2001年12月19日
◆THE LORD OF THE RINGS
「指輪物語」、いよいよ公開とのこと。
ここ数年、本屋ではハリーポッター一色でしたが、これで挽回なるでしょうか。
指輪物語はファンタジーの原本と言ってよいでしょう。
ゲームを中心に、そのほとんどがここに辿り着きます。
私の記憶が確かなら、この作者は言語学者だそうです。
だから、英語の流れが大変美しいとのこと。
歌も沢山出てきて、それも素晴らしいとのこと。
・・・全部、伝聞型です。
わたくし、実は指輪物語の原本をワンセット持ってるんですがね。
(一橋の院試の帰りに、外書屋で衝動買い)
結局挫折して、日本語の方読んでましたし、未だに本棚の飾りになってますです。
でも、やはり、綺麗とは思いますよ。話の流れとか、歌とか。
ジェーン・オースチンみたく、主婦が書いた小説と、ドイルのように専門家的視点も加えた小説が、混在している。

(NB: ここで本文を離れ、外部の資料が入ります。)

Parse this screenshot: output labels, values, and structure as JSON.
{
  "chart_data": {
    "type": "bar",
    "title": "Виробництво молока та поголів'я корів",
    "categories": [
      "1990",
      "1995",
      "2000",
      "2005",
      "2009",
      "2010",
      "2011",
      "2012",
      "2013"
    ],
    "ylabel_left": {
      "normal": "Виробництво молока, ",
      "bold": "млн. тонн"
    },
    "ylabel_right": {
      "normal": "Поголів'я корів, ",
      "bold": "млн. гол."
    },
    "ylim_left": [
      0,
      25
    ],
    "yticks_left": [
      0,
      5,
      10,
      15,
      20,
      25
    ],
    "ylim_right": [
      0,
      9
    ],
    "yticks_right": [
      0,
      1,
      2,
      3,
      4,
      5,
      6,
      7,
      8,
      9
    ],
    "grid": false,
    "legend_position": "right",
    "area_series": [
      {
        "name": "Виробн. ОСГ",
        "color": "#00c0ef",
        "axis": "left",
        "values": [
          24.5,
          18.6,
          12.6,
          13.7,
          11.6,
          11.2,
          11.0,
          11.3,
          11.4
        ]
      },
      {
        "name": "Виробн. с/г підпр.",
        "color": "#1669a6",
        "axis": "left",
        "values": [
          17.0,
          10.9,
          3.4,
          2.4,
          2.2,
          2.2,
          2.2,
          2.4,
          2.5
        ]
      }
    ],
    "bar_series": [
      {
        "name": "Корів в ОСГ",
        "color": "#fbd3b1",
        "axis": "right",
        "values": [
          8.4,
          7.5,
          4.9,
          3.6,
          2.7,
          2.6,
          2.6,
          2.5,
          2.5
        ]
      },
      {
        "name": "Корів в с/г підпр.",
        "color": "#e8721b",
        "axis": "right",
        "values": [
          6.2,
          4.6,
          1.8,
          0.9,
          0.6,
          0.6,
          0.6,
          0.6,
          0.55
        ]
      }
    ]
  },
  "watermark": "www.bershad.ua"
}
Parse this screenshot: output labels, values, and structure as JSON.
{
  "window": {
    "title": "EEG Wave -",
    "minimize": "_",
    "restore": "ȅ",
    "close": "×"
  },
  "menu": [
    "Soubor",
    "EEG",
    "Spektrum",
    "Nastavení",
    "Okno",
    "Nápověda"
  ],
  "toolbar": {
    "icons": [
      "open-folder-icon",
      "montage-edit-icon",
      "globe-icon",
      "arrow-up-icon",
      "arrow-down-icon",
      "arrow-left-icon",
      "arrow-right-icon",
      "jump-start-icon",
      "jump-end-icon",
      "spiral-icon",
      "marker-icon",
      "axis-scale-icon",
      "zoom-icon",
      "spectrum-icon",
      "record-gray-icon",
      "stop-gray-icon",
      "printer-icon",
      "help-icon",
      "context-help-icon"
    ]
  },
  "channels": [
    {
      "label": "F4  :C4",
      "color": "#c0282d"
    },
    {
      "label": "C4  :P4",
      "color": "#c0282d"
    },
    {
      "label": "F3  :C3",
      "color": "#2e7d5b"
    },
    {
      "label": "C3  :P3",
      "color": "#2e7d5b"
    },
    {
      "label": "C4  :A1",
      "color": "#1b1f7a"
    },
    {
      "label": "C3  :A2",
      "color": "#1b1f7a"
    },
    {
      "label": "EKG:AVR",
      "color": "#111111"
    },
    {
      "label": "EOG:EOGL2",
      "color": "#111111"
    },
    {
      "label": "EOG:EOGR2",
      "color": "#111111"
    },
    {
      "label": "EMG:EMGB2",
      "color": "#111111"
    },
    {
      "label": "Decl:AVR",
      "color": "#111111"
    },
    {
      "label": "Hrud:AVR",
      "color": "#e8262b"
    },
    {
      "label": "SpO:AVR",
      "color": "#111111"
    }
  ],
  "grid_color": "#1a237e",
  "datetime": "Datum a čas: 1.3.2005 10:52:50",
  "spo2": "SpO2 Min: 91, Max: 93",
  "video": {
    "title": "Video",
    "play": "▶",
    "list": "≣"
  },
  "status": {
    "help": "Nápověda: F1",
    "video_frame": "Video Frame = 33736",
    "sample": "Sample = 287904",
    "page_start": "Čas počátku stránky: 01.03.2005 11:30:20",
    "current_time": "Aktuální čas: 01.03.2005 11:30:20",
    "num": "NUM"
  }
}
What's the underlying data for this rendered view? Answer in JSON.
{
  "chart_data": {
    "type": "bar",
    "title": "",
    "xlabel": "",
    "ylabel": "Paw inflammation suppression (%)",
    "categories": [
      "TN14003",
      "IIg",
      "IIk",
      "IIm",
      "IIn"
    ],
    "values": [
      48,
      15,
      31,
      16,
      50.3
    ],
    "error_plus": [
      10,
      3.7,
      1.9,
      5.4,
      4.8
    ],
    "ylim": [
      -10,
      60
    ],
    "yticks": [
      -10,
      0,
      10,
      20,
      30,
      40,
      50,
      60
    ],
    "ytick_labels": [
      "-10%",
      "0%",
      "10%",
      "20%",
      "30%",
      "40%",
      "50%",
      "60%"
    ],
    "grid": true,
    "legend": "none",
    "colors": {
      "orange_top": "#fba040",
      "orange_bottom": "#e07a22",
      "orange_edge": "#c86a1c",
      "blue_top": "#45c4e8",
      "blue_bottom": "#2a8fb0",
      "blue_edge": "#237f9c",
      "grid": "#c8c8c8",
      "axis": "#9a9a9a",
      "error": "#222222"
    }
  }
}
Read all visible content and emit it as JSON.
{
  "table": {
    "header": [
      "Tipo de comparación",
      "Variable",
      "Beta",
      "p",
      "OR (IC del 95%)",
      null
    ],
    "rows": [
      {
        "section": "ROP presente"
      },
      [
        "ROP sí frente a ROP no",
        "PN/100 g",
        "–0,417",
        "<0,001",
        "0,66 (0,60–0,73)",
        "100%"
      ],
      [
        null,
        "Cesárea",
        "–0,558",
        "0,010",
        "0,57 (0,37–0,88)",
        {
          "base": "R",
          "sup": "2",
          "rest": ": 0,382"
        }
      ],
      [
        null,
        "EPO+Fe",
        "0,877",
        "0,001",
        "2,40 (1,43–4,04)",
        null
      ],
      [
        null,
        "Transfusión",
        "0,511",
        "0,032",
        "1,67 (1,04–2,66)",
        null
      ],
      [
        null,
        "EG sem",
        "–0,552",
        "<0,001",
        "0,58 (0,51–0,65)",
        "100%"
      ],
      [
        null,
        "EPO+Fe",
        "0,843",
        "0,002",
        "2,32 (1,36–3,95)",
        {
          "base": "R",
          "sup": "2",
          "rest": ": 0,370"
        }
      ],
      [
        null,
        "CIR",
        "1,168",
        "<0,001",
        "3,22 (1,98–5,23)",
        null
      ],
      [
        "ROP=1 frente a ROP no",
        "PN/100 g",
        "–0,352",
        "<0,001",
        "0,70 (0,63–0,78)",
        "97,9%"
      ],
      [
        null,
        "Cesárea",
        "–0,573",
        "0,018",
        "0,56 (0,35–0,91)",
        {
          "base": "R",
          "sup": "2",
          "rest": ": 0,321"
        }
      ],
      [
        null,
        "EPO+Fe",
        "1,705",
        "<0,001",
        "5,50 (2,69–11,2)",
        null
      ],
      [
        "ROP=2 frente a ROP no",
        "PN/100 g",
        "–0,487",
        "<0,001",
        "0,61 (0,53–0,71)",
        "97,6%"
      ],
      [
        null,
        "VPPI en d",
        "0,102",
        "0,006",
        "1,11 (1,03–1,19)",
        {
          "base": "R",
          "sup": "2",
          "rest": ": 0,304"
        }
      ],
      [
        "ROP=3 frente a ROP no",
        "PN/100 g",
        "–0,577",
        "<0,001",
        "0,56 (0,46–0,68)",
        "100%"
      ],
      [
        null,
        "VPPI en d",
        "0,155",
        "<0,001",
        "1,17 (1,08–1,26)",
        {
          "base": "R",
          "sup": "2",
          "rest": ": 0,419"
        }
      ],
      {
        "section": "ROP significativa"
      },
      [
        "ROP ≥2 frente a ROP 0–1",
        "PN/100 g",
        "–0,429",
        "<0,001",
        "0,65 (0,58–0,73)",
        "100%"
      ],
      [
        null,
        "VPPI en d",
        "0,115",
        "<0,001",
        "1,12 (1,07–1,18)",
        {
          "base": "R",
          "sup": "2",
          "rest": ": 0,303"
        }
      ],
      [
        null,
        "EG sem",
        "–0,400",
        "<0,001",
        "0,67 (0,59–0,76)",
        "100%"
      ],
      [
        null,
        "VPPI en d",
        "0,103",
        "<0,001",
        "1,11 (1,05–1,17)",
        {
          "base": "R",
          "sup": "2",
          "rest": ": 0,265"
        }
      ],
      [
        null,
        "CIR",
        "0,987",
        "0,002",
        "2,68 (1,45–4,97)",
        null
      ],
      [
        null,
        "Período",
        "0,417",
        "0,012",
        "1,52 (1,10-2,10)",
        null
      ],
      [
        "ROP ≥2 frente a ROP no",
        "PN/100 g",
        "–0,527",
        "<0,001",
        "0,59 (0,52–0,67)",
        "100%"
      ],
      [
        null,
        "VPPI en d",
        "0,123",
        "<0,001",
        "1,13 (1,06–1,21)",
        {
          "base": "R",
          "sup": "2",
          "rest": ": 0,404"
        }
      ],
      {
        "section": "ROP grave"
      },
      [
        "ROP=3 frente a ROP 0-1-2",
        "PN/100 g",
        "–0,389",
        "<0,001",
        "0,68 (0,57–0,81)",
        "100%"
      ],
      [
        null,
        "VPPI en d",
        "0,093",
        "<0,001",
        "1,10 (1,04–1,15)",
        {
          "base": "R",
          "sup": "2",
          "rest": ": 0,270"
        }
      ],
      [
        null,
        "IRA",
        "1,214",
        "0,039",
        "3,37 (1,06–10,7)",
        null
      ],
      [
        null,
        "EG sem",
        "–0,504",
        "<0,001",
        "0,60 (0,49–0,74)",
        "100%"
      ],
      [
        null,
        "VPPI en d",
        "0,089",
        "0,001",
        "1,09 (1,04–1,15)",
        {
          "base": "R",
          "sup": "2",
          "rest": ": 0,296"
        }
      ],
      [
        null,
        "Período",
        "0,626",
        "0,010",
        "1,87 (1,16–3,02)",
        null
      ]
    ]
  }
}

何か、よく分からないけど、イギリス的だというか、日本と違うなぁ、と思わされてしまったり。
あと、言語学者だなぁ、と思わせるのが、物語独自の言語とか文字とかを作ってしまっていること。
「指輪」に書いてあるお玉杓子のような文字は、エルフ古代文字ですのよ。
あちらのサイトには、発音表と文法を載せているのもありますわ。
その他、世界観等、恐ろしいほど体系付けられており、
TTRPG版のものは、マニュアルが何冊もあります。
ルールが覚えられない。
本の方も、いきなり最初の数十ページつかって、ホビットの社会風俗歴史を説明してますし。
(RED BOOK(『ホビットの冒険』)という、指輪物語の前編を読んでない人の為にあるのですが)
しかし、クトゥルフ神話といい、スタートレックといい、
何故彼らはあそこまで世界観を築くのが大好きなのでしょうか。
整合性を必死に調整して、背景を作り上げ、それを公表している。
「裏設定」で終わらせる日本人とは、全然違います。
というわけで、かなりマニアックなものを含んでいる映画ということで。
でも話自体は単純ですし、正統なファンタジーに堪えられる人には、是非お勧めしますわ。
日本語版の名訳、「ゴクリ」とか、野伏の「馳夫」くんを、字幕で一体どうするつもりなのか。
個人的な楽しみ。
・・・いつにも増してマニアな日記、すいません。